Comme chaque année, l’autrice lévisienne Brigitte Allard nous offre un conte de Noël à l’approche du temps des Fêtes. Bonne lecture!

Par Brigitte Allard - Collaboration spéciale

Ma superviseure me montre les livres reçus cette semaine.

- Tu t’en occupes Jade?

- OK.

Puis elle m’offre des truffes aux canneberges.

- Je les ai cuisinées pour nous et les clients. Après tout, nous sommes le 24 décembre!

J’adore travailler à la bouquinerie L’Intemporelle. Offrir une autre chance aux livres usagés. À moi aussi. Ce travail facilitera ta réinsertion sociale, m’a dit mon thérapeute. J’ignorais qu’un jour, je préférerais la poussière des vieux bouquins à la poudre...

Une truffe dans la bouche, je feuillette Histoire du droit canadien. Aucune page cornée, ni déchirée. Surprenant pour un vieux livre! Soudain, une enveloppe bleue glisse du livre. Les donateurs oublient souvent des trucs. Qu’y-a-t-il dedans?
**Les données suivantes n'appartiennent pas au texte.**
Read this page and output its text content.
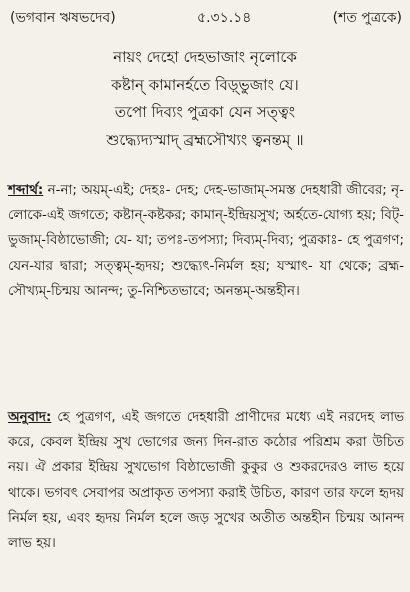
(ভগবান ঋষভদেব)	৫.৩১.১৪	(শত পুত্রকে)
নায়ং দেহো দেহভাজাং নৃলোকে
কষ্টান্ কামানর্হতে বিড়্ভুজাং যে।
তপো দিব্যং পুত্রকা যেন সত্ত্বং
শুদ্ধ্যেদ্যস্মাদ্ ব্রহ্মসৌখ্যং ত্বনন্তম্ ॥
শব্দার্থ: ন-না; অয়ম্-এই; দেহঃ- দেহ; দেহ-ভাজাম্-সমস্ত দেহধারী জীবের; নৃ-লোকে-এই জগতে; কষ্টান্-কষ্টকর; কামান্-ইন্দ্রিয়সুখ; অর্হতে-যোগ্য হয়; বিট্-ভুজাম্-বিষ্ঠাভোজী; যে- যা; তপঃ-তপস্যা; দিব্যম্-দিব্য; পুত্রকাঃ- হে পুত্রগণ; যেন-যার দ্বারা; সত্ত্বম্-হৃদয়; শুদ্ধ্যেৎ-নির্মল হয়; যস্মাৎ- যা থেকে; ব্রহ্ম-সৌখ্যম্-চিন্ময় আনন্দ; তু-নিশ্চিতভাবে; অনন্তম্-অন্তহীন।
অনুবাদ: হে পুত্রগণ, এই জগতে দেহধারী প্রাণীদের মধ্যে এই নরদেহ লাভ করে, কেবল ইন্দ্রিয় সুখ ভোগের জন্য দিন-রাত কঠোর পরিশ্রম করা উচিত নয়। ঐ প্রকার ইন্দ্রিয় সুখভোগ বিষ্ঠাভোজী কুকুর ও শুকরদেরও লাভ হয়ে থাকে। ভগবৎ সেবাপর অপ্রাকৃত তপস্যা করাই উচিত, কারণ তার ফলে হৃদয় নির্মল হয়, এবং হৃদয় নির্মল হলে জড় সুখের অতীত অন্তহীন চিন্ময় আনন্দ লাভ হয়।
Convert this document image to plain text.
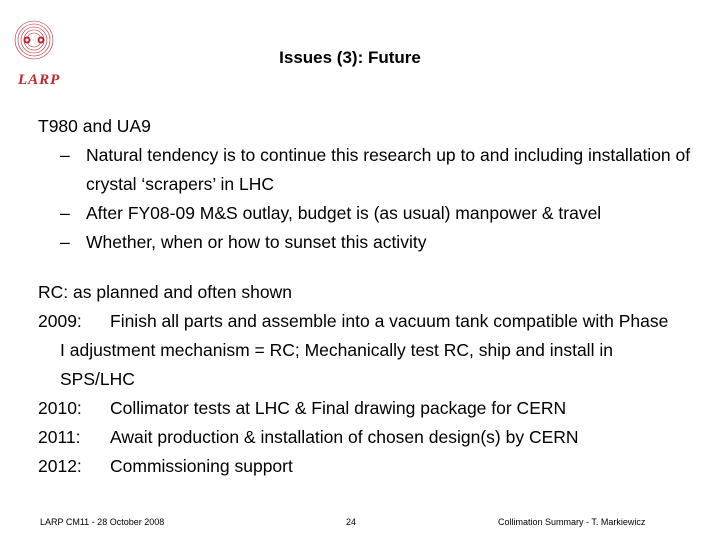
LARP
Issues (3): Future

T980 and UA9

– Natural tendency is to continue this research up to and including installation of crystal ‘scrapers’ in LHC
– After FY08-09 M&S outlay, budget is (as usual) manpower & travel
– Whether, when or how to sunset this activity

RC: as planned and often shown

2009: Finish all parts and assemble into a vacuum tank compatible with Phase I adjustment mechanism = RC; Mechanically test RC, ship and install in SPS/LHC

2010: Collimator tests at LHC & Final drawing package for CERN

2011: Await production & installation of chosen design(s) by CERN

2012: Commissioning support

LARP CM11 - 28 October 2008	24	Collimation Summary - T. Markiewicz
Je découvre un croquis jauni. La cour d’un collège. Quel talent! Au bas, je lis : À Édouard, mon amour pour toujours. C.H. 15 mai 1958. Un mot doux dans un livre plate. Je me demande si leur histoire d’amour a duré. Édouard et C.H. vivent-ils encore? Voyons Jade! Tu es tough, pas romantique. Je dépose ma trouvaille dans le panier des objets oubliés et poursuis ma vérification avec une biographie. 

En milieu d’après-midi, un client se pointe à ma table. Il pourrait être le grand-père que je n’ai pas connu.

- Ta collègue m’a dit que tu fais le tri des livres.

- Oui.

L’homme secoue la neige sur son manteau.

- Je viens de déménager… Je ne suis pas ordonné comme l’était ma défunte femme Alice… J’ai donné un livre de droit à la bouquinerie et oublié une enveloppe bleue…

Je sursaute sur ma chaise.

- Vous êtes Édouard?

Il fronce les sourcils.

- Tu as lu la lettre!

- S’il fallait tout garder sans vérifier, nous serions un marché aux puces et non une bouquinerie.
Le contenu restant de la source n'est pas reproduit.